Pero más allá del aspecto táctico, debemos atender a ese profundo abismo que nos separa a las grandes potencias y que nos condena en la óptica humana al conflicto bélico. El mundo libre se enfrenta, una vez más, a dos potencias militares con las que no hay nada que compartir, porque son nuestra antítesis. Representan todo aquello que tanto nos costó dejar atrás y que se llevó la vida de millones de personas en guerras y represiones y hambrunas provocadas dantescas de las que nadie sobrevivió para eliminar su relato. El homo doble sapiens del siglo XXI debería ser incompatible con este modo de vida, dirigido desde una élite que basa su elitismo en la ausencia total de empatía.
El mundo en el que estamos no es suficientemente grande para la cohabitación de los dos sistemas políticos y esto lo saben rusos y chinos hace muchos años. No podemos olvidar que la URSS (Unión de Repúblicas Socialistas Soviéticas), desde comienzos del siglo XX y China desde 1949, han organizado todas las guerras, actos violentos y guerrillas subversivas que se han producido en el planeta, con el único fin de eliminar a la democracia occidental y sojuzgar a aquellos que una vez dominaron el mundo por su superioridad moral e intelectual. La guerra de Ucrania nos ha demostrado dos conclusiones que a veces poníamos en duda.

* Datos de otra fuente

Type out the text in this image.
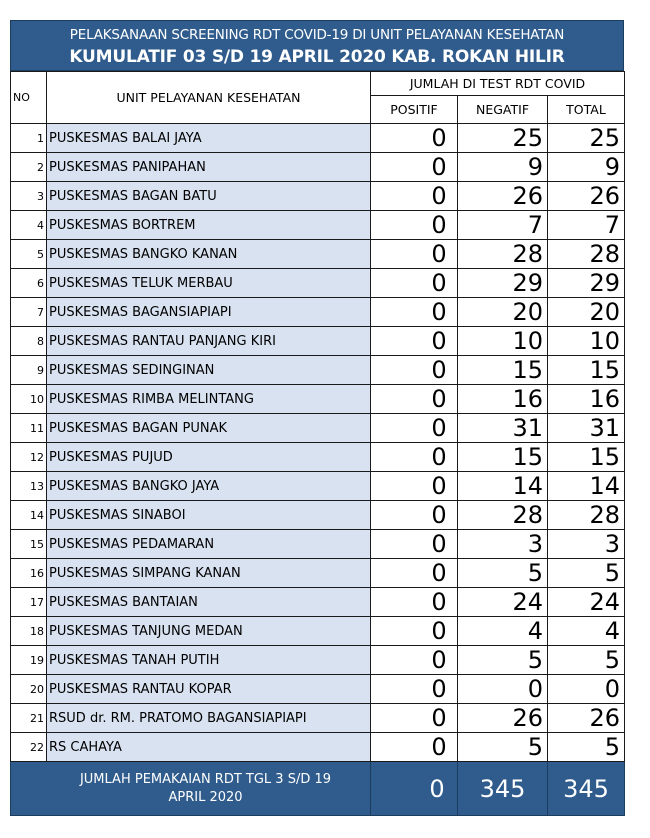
PELAKSANAAN SCREENING RDT COVID-19 DI UNIT PELAYANAN KESEHATAN
KUMULATIF 03 S/D 19 APRIL 2020 KAB. ROKAN HILIR
NO	UNIT PELAYANAN KESEHATAN	JUMLAH DI TEST RDT COVID		
		POSITIF	NEGATIF	TOTAL
1	PUSKESMAS BALAI JAYA	0	25	25
2	PUSKESMAS PANIPAHAN	0	9	9
3	PUSKESMAS BAGAN BATU	0	26	26
4	PUSKESMAS BORTREM	0	7	7
5	PUSKESMAS BANGKO KANAN	0	28	28
6	PUSKESMAS TELUK MERBAU	0	29	29
7	PUSKESMAS BAGANSIAPIAPI	0	20	20
8	PUSKESMAS RANTAU PANJANG KIRI	0	10	10
9	PUSKESMAS SEDINGINAN	0	15	15
10	PUSKESMAS RIMBA MELINTANG	0	16	16
11	PUSKESMAS BAGAN PUNAK	0	31	31
12	PUSKESMAS PUJUD	0	15	15
13	PUSKESMAS BANGKO JAYA	0	14	14
14	PUSKESMAS SINABOI	0	28	28
15	PUSKESMAS PEDAMARAN	0	3	3
16	PUSKESMAS SIMPANG KANAN	0	5	5
17	PUSKESMAS BANTAIAN	0	24	24
18	PUSKESMAS TANJUNG MEDAN	0	4	4
19	PUSKESMAS TANAH PUTIH	0	5	5
20	PUSKESMAS RANTAU KOPAR	0	0	0
21	RSUD dr. RM. PRATOMO BAGANSIAPIAPI	0	26	26
22	RS CAHAYA	0	5	5
JUMLAH PEMAKAIAN RDT TGL 3 S/D 19 APRIL 2020		0	345	345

En primer lugar, que la libertad es un deseo al que todos los seres humanos aspiran, excepto aquellos que hacen de la ausencia de libertad de los demás su propia libertad; y, en segundo, que es el individuo, con su ilimitada capacidad de innovación y creatividad, el que genera el progreso económico, tecnológico y cultural. El autoritarismo de Putin o de Xin Jinping, no ha hecho mejores a sus pueblos, sino infinitamente peores y más débiles y esto es gran parte de su peligro. Las ofensivas ucranianas en el Donbas y en Jerson nos muestran que en un escenario de guerra convencional Rusia será derrotada.

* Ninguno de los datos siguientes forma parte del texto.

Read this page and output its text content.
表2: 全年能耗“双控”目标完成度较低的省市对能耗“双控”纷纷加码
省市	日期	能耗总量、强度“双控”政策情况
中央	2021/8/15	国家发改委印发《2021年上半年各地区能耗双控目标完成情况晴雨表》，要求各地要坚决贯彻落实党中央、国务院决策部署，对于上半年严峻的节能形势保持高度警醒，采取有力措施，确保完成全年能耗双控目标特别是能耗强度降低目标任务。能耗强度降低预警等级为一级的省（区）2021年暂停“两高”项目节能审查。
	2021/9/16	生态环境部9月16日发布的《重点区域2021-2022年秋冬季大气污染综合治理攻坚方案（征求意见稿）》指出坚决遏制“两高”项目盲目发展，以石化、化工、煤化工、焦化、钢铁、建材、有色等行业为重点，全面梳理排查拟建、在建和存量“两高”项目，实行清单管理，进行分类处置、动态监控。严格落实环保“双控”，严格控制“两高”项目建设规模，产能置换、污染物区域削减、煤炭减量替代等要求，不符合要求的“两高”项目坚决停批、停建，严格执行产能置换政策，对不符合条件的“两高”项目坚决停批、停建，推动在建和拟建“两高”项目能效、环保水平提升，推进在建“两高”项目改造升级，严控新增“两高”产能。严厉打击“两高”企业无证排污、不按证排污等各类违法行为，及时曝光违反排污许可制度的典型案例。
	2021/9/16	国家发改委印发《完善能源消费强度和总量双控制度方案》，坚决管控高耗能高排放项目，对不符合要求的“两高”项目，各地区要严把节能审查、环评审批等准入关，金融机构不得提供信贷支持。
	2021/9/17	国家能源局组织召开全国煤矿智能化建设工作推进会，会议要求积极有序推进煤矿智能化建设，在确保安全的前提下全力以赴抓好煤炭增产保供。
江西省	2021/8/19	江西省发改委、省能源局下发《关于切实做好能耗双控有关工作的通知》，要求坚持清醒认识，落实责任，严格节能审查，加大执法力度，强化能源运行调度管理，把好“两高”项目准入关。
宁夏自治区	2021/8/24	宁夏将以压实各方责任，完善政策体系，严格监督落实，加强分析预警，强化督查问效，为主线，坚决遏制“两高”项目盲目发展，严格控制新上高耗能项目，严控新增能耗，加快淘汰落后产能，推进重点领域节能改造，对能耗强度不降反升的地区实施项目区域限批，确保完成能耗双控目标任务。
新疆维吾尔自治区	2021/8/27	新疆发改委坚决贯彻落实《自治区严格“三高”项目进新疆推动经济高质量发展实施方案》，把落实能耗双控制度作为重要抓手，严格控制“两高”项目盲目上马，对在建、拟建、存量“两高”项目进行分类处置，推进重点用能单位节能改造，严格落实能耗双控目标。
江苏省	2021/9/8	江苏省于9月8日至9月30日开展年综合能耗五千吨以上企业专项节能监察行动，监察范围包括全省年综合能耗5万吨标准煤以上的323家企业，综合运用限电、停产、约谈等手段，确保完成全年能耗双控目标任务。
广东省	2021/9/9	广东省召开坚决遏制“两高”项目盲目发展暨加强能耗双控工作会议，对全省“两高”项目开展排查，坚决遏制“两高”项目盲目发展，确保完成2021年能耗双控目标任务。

La tecnología occidental se está demostrando tremendamente superior y, sobre todo, más pragmática que la rusa, que se quedó en la URSS. No parece que nada relevante haya ocurrido en tecnología militar en Rusia en las últimas décadas. Sus soldados se encuentran con la misma moral que tenían en la I Guerra Mundial, enviados a morir por un régimen corrupto y despótico. La combinación de ambos factores es terrible para Moscú. El peligro ahora es, sin embargo mayor, porque una retirada, aunque sea parcial en Ucrania es el fin del régimen de Putin y este no vacilará en recurrir a cualquier recurso, incluido el nuclear, antes de asumir su final político.

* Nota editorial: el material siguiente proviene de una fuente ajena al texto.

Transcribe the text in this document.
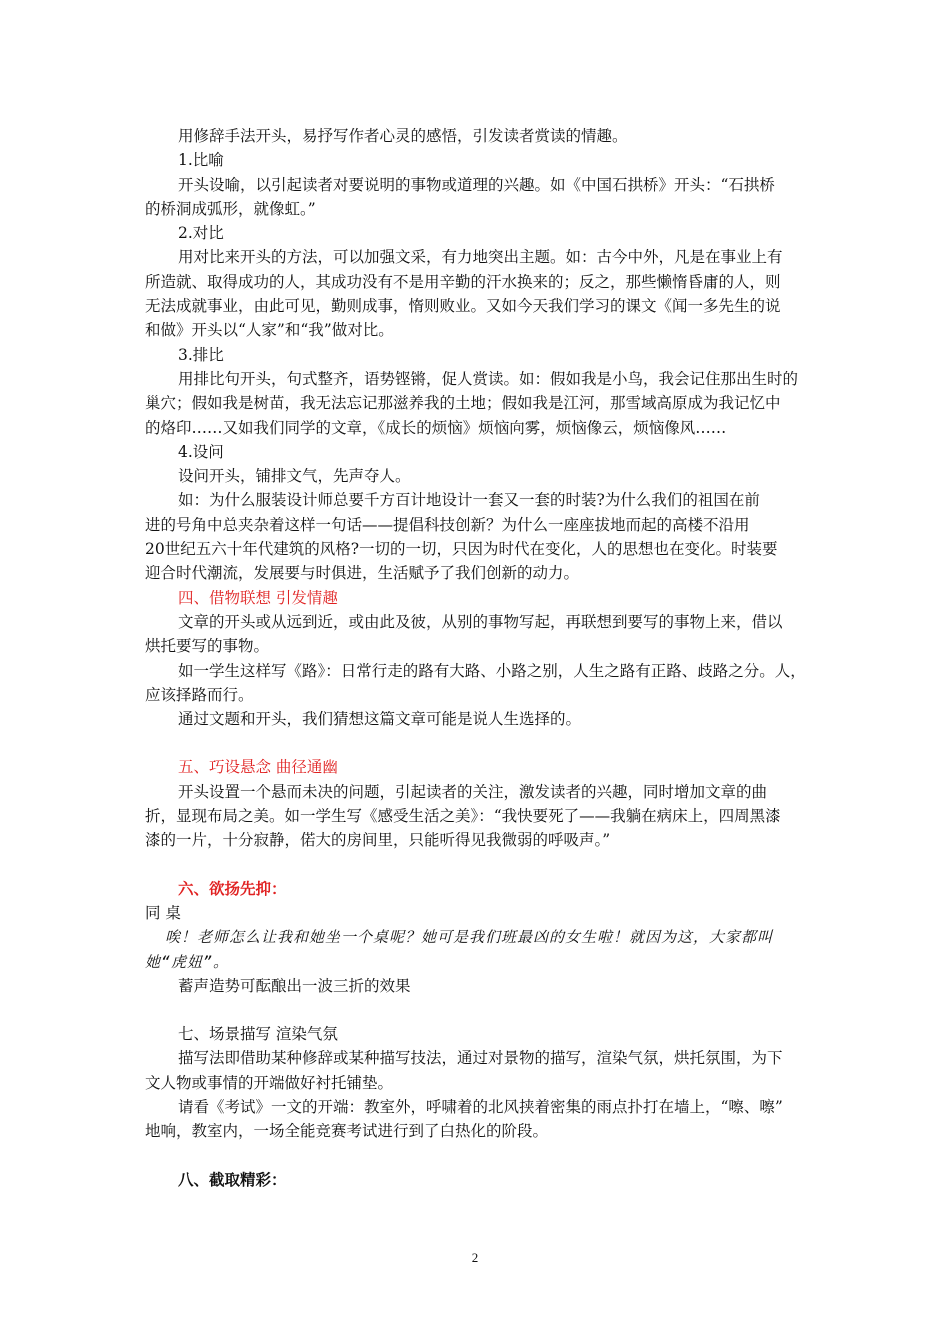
用修辞手法开头，易抒写作者心灵的感悟，引发读者赏读的情趣。
1.比喻
开头设喻，以引起读者对要说明的事物或道理的兴趣。如《中国石拱桥》开头：“石拱桥
的桥洞成弧形，就像虹。”
2.对比
用对比来开头的方法，可以加强文采，有力地突出主题。如：古今中外，凡是在事业上有
所造就、取得成功的人，其成功没有不是用辛勤的汗水换来的；反之，那些懒惰昏庸的人，则
无法成就事业，由此可见，勤则成事，惰则败业。又如今天我们学习的课文《闻一多先生的说
和做》开头以“人家”和“我”做对比。
3.排比
用排比句开头，句式整齐，语势铿锵，促人赏读。如：假如我是小鸟，我会记住那出生时的
巢穴；假如我是树苗，我无法忘记那滋养我的土地；假如我是江河，那雪域高原成为我记忆中
的烙印……又如我们同学的文章，《成长的烦恼》烦恼向雾，烦恼像云，烦恼像风……
4.设问
设问开头，铺排文气，先声夺人。
如：为什么服装设计师总要千方百计地设计一套又一套的时装?为什么我们的祖国在前
进的号角中总夹杂着这样一句话——提倡科技创新？为什么一座座拔地而起的高楼不沿用
20世纪五六十年代建筑的风格?一切的一切，只因为时代在变化，人的思想也在变化。时装要
迎合时代潮流，发展要与时俱进，生活赋予了我们创新的动力。
四、借物联想 引发情趣
文章的开头或从远到近，或由此及彼，从别的事物写起，再联想到要写的事物上来，借以
烘托要写的事物。
如一学生这样写《路》：日常行走的路有大路、小路之别，人生之路有正路、歧路之分。人，
应该择路而行。
通过文题和开头，我们猜想这篇文章可能是说人生选择的。
五、巧设悬念 曲径通幽
开头设置一个悬而未决的问题，引起读者的关注，激发读者的兴趣，同时增加文章的曲
折，显现布局之美。如一学生写《感受生活之美》：“我快要死了——我躺在病床上，四周黑漆
漆的一片，十分寂静，偌大的房间里，只能听得见我微弱的呼吸声。”
六、欲扬先抑：
同 桌
唉！老师怎么让我和她坐一个桌呢？她可是我们班最凶的女生啦！就因为这，大家都叫
她“虎妞”。
蓄声造势可酝酿出一波三折的效果
七、场景描写 渲染气氛
描写法即借助某种修辞或某种描写技法，通过对景物的描写，渲染气氛，烘托氛围，为下
文人物或事情的开端做好衬托铺垫。
请看《考试》一文的开端：教室外，呼啸着的北风挟着密集的雨点扑打在墙上，“嚓、嚓”
地响，教室内，一场全能竞赛考试进行到了白热化的阶段。
八、截取精彩：
2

Lo que debemos entender es que ya no es posible una salida negociada. Zelenski se ha encargado de dinamitarla con su éxito y perseverancia, para el bien de la humanidad. Debemos entender que lo que está en juego en Taiwan no es si es parte de China o no, sino si los taiwaneses son libres o no; lo que está en juego en Ucrania es exactamente lo mismo, su libertad y su derecho a ser lo que son, europeos. Si queremos seguir viviendo en el mundo de libertades nacido de la derrota del nazismo y el comunismo, nos veremos abocados a enfrentarnos en el campo de batalla, porque Rusia no va a ceder. La marcha de los acontecimientos bélicos nos dan a entender que pronto Rusia podría solicitar unas negociaciones para salvar los trastos, el problema es que quizás, si no se da prisa, habrá sufrido la derrota militar más humillante de su historia.